Curiosamente, la azarosa vida tras aquellos años de juegos, cine y libros de aventuras me conduciría a la experiencia de asistir, mucho después y de manera profesional, a historias similares. Ese estímulo de lo colonial y la nostalgia lectora de imperios perdidos que nunca fueron míos me llevaron a identificar y comprender otras nostalgias propias y ajenas cuando asistí, como reportero, a los dramáticos finales, nada novelescos ni románticos sino trágicos, del ocaso colonial europeo en Oriente Medio y África, y viví la destrucción del último jirón de España en el Sáhara Occidental.

De alguna forma, lo iniciado con Las cuatro plumas, película y libro, se prolongó hasta aquel año 1975, cuando en el Sáhara fui testigo del último estertor del para entonces triste imperio español.

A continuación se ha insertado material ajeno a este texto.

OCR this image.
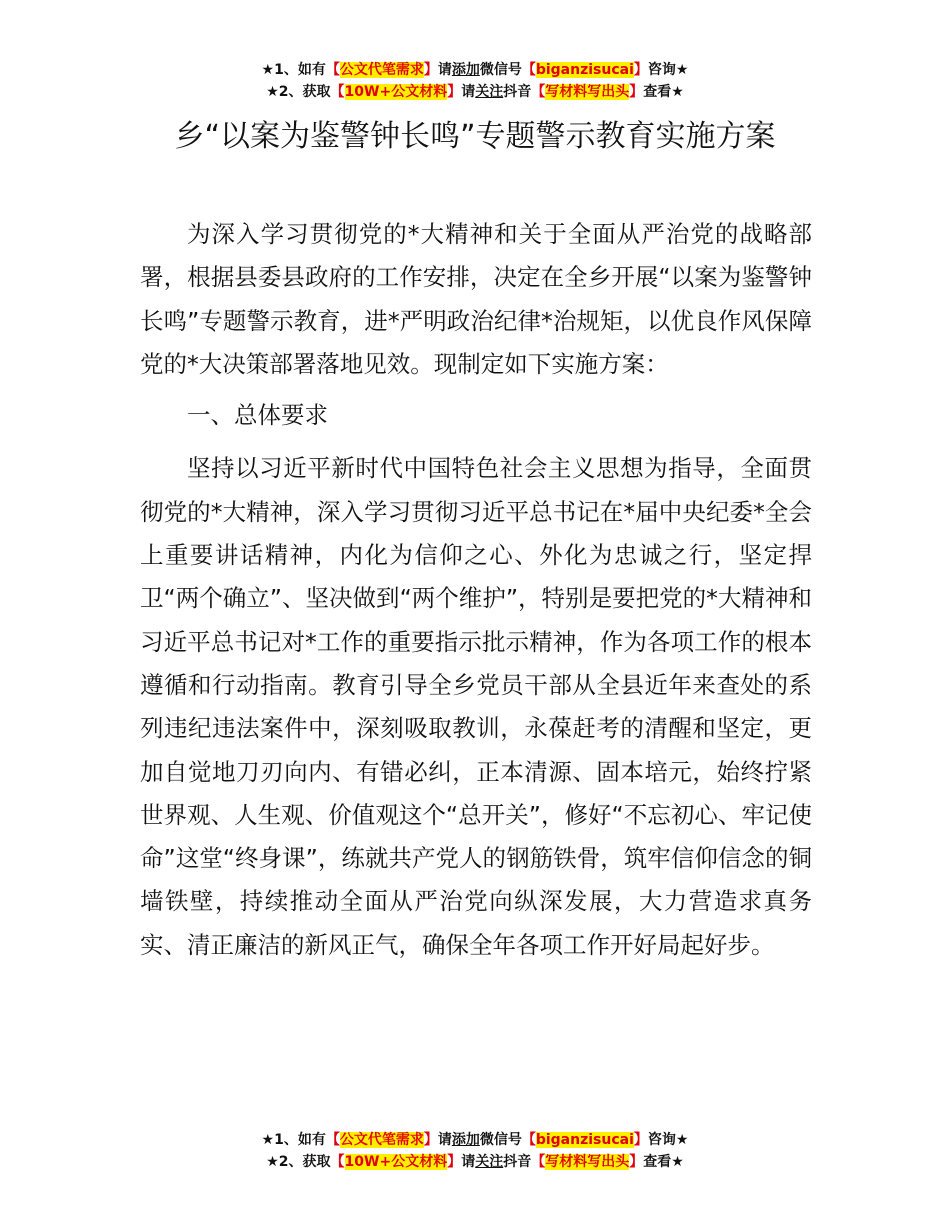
★1、如有【公文代笔需求】请添加微信号【biganzisucai】咨询★
★2、获取【10W+公文材料】请关注抖音【写材料写出头】查看★
乡“以案为鉴警钟长鸣”专题警示教育实施方案

为深入学习贯彻党的*大精神和关于全面从严治党的战略部署，根据县委县政府的工作安排，决定在全乡开展“以案为鉴警钟长鸣”专题警示教育，进*严明政治纪律*治规矩，以优良作风保障党的*大决策部署落地见效。现制定如下实施方案：

一、总体要求

坚持以习近平新时代中国特色社会主义思想为指导，全面贯彻党的*大精神，深入学习贯彻习近平总书记在*届中央纪委*全会上重要讲话精神，内化为信仰之心、外化为忠诚之行，坚定捍卫“两个确立”、坚决做到“两个维护”，特别是要把党的*大精神和习近平总书记对*工作的重要指示批示精神，作为各项工作的根本遵循和行动指南。教育引导全乡党员干部从全县近年来查处的系列违纪违法案件中，深刻吸取教训，永葆赶考的清醒和坚定，更加自觉地刀刃向内、有错必纠，正本清源、固本培元，始终拧紧世界观、人生观、价值观这个“总开关”，修好“不忘初心、牢记使命”这堂“终身课”，练就共产党人的钢筋铁骨，筑牢信仰信念的铜墙铁壁，持续推动全面从严治党向纵深发展，大力营造求真务实、清正廉洁的新风正气，确保全年各项工作开好局起好步。

★1、如有【公文代笔需求】请添加微信号【biganzisucai】咨询★
★2、获取【10W+公文材料】请关注抖音【写材料写出头】查看★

En aquel paisaje del desierto en guerra o casi en ella, con los policías territoriales, los legionarios y las tropas nómadas, el reportero de veinticuatro años todavía contemplaba el mundo con los réditos del impulso original que se había fraguado en aquel viejo libro. Y si la experiencia del joven periodista en el Sahara dejó huellas profundas en la memoria del septuagenario que hoy escribe este prólogo, se debió, sobre todo, a la memoria lectora, previa, de un mundo idealizado, aventurero y colonial conformado a raíz de esta novela y de las muchas que le siguieron.

En cualquier caso, después del Sahara, aquella mirada colonial idealizada se apagó para siempre. Quizá porque el joven reportero maduró en un territorio de guerras e imperios que desaparecían brutalmente, porque las sociedades cambiaban con más rapidez, porque lo políticamente correcto empezaba a despuntar en el horizonte, o porque aquel viejo mundo, sin duda injusto pero fascinante, se extinguía para siempre. El caso es que ya nunca recuperé esa primitiva forma de mirar. El Sahara, en tal sentido, supuso el epílogo de mi ensoñación heroico-épico-colonial. El ocaso de la inocencia. El fin de la todavía infantil aventura.

Sin embargo, el recuerdo de aquel mundo perdido me llevó a reunir, con nostálgica melancolía y a partir de Las cuatro plumas, cuantas pude de otras historias literarias o cinematográficas que tuvieran que ver con mis osadías épicas de niño: La India en llamas, Rebelión en la India, La tumba india, Zulú, Amanecer zulú, La última carga, El hombre que pudo reinar, Tres lanceros bengalíes, Kim de la India... Películas y novelas que hoy pueden resultar anacrónicas o parciales en cuanto al contexto histórico, pero que siguen fascinándonos a mí y a millones de espectadores y lectores. Una y otra vez regreso a ellas con emoción y placer, y en cada ocasión descubro, entre los recuerdos y las antiguas emociones, nuevas pepitas de oro. El valor y sus manifestaciones, así como la cobardía y las suyas –no siempre las fronteras entre uno y otra están claras–, siempre me interesaron mucho, en la vida, en el cine o en los libros; y en ese sentido, la novela que el lector tiene ahora en sus manos construye una historia ejemplar donde el héroe, que al principio no lo es en absoluto, trazará su odisea con el único objetivo de deshacer un acto de cobardía que lo llevó a ganarse el desprecio de sus compañeros de armas y de la mujer que lo amaba, o lo ama. Esta no es, por tanto, una simple y excelente novela de aventuras, sino que es también la historia de un cobarde teórico: una tesis sobre la culpa, la lealtad, el heroísmo y la redención. Por eso, superando los siglos y las modas, Las cuatro plumas sigue siendo un clásico que merece ser rescatado para vivir con fuerza renovada, a la luz de los mundos nuevos, entre los lectores inteligentes de hoy.